Selden Connor Gile(1877-1947)Quiet Cove (Belvedere) 28 x 30in
Sold for US$312,575 inc. premium
Looking for a similar item?
Our California Art specialists can help you find a similar item at an auction or via a private sale.
Find your local specialistAsk about this lot


Aaron Bastian
Director

Kathy Wong
Director, US Business Development, Fine Art
Selden Connor Gile (1877-1947)
signed and dated 'S C Gile 32' (lower right), titled on a label (on the stretcher bar)
oil on canvas
28 x 30in
Painted in 1932.
Footnotes
Provenance
The artist.
Louis Siegriest.
By descent through the family to the present owner.
Private collection, Northern California.
At the core of an appreciation of Selden Gile's work is an understanding of the remarkable amalgamation of painting styles and influences that the Society of Six facilitated. Modeled in part off the Group of Seven in Canada, the Society of Six would spend over a decade in close contact and even longer sporadically. The gregarious Gile was the driving force behind the Society of Six. He set the aesthetic standards that espoused color and guided the group with the strength of his personality, physical energy, and warm hospitality. With his high-energy and a sturdy build, he had a capacity for long hiking trips and outdoor, plein-air painting that he pursued passionately. He shared his house with several aspiring artists (like August Gay) and held dinners in a raucous atmosphere. Liberally seasoned with garlic and lubricated with home-brewed beer and red wine, the group critiqued each other's work with a remarkable focus.
Stylistically, the 1915 Panama-Pacific International Exposition (PPIE) had a transformative influence on the Six. For Gile, there is a palpable shift in style from the early teens through his mature pictures. In The Society of Six: California Colorists, Nancy Boas explains that this shift was in part a reaction to seeing the PPIE works: "After [the exhibition], the Six began applying loose, expressive brushstrokes of varying sizes, using the stroke as an element in its own right...Thus they abandoned the careful finish encouraged in academic work and attempted to reveal their own individuality and spontaneity in the paint surface itself. Combined with heavy impasto in some places and with unpainted areas of the canvas showing through in others, these brushstrokes create a purposeful sketchiness. Now sketchiness became a means of capturing a fleeting moment." (Boas, pp. 80-81)
While they gathered informally for years, they began exhibiting together in 1923. In Clapp's 1923 manifesto for the Society of Six exhibition he concludes in part: In other words, we are not trying to illustrate a thought or write a catalogue, but to produce a joy through the use of the eyes...we have felt, and desire that others may also feel. Clapp—the theorist of the group—would come in for some reproach from his rough-and-tumble friends, as recounted by Siegriest in a 1972 interview: What the hell you writing all this crap down for... Get to painting and quite friggin around. Despite their criticisms, Clapp was speaking truthfully about an underlying goal of the Six.

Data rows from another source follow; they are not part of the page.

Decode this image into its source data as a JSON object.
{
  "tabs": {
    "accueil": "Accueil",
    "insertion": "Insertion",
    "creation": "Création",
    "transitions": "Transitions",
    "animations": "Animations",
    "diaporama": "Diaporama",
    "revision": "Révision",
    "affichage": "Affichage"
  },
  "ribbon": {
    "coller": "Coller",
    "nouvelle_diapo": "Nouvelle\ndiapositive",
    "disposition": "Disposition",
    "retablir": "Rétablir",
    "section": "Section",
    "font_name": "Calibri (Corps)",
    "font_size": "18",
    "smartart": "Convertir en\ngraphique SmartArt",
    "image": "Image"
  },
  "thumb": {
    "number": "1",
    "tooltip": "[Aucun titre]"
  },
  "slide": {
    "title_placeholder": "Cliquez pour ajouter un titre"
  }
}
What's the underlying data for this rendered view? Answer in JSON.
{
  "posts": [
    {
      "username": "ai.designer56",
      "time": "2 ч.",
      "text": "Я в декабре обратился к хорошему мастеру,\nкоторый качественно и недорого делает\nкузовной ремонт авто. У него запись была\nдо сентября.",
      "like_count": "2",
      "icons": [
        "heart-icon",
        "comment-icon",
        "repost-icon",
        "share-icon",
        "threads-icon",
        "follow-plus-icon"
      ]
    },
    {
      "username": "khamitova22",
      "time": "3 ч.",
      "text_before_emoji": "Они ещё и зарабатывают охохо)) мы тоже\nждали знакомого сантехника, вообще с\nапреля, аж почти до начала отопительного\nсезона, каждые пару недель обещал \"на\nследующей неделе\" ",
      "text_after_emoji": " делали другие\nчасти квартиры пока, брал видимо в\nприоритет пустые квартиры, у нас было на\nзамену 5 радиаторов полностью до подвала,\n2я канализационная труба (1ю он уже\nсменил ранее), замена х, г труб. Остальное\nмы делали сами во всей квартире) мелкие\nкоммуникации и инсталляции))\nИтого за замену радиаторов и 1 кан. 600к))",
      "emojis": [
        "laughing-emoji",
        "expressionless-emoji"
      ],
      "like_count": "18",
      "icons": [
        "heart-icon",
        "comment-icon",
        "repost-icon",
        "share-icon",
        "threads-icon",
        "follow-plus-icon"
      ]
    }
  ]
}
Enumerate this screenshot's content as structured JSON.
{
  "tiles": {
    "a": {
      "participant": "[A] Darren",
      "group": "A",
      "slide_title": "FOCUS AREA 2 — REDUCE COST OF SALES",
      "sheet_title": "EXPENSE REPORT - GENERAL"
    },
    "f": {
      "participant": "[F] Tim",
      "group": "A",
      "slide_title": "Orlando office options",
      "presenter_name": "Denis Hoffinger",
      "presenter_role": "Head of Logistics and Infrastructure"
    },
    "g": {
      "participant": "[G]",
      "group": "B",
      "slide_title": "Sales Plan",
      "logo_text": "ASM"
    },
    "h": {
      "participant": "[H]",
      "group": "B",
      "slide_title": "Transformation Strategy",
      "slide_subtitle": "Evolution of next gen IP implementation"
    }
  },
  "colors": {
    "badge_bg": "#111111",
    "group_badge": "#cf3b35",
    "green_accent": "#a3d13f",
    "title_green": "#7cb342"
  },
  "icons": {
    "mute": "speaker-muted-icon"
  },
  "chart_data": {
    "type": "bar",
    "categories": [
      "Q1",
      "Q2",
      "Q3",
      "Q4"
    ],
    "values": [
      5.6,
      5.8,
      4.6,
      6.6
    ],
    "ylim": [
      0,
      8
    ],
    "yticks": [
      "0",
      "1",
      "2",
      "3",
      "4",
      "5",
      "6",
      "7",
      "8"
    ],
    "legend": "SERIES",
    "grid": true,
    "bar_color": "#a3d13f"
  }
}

Terry St. John observed in his 1972 book Society of Six that the turning point for Gile (and Von Eichman) was 1926 when they shifted away from the more geometric works to a more broadly Fauvist-influenced painting style. Gile's work would continue to evolve, not just over long spans of time, but from picture to picture as Gile's vision of the subject demanded. His palette was very flexible, and the very surface of his paintings differed radically over his career. He was conversant with both the palette knife and the brush for paint application. Richard Diebenkorn in a letter dated July 31, 1972 wrote:
Gile's vision was direct, unsentimental, and perhaps existential in its attitude. The freshness of his painting beyond that which is perceived in its physical presence derives from a rare unencumbrance with the endless attachments to art. Gile wanted his paintings to be pure (with a small p) and pure it is for simply being in terms of itself.
In 1927, Gile moved north to Tiburon and later to adjacent Belvedere Island, both of which were popular locations for his paintings. The houseboats and rickety shacks along the waterline, many on wooden pilings, provided a rich subject for Gile's explorations of surface and color. Quiet Cove (Belvedere) is a dazzling embodiment of his mastery of color and texture. In just the pilings, Gile uses peach, pale yellow, multiples shades of blue, white, maroon, red and green tones with a shockingly cohesive effect. There are layers upon layers of paint in the walls and roofs of the shacks, just like the shacks themselves. Similarly, one can read the deposits of yellows and pinks on the road as a rough surface which compositionally serves two purposes—one is the inversion of the peak upper right and the second is as a foil to the oversaturated structures and water in the foreground. In Quiet Cove, almost 90 years after it was painted, Gile gifts the viewer with both Diebenkorn's purity and Clapp's joy through the use of the eyes.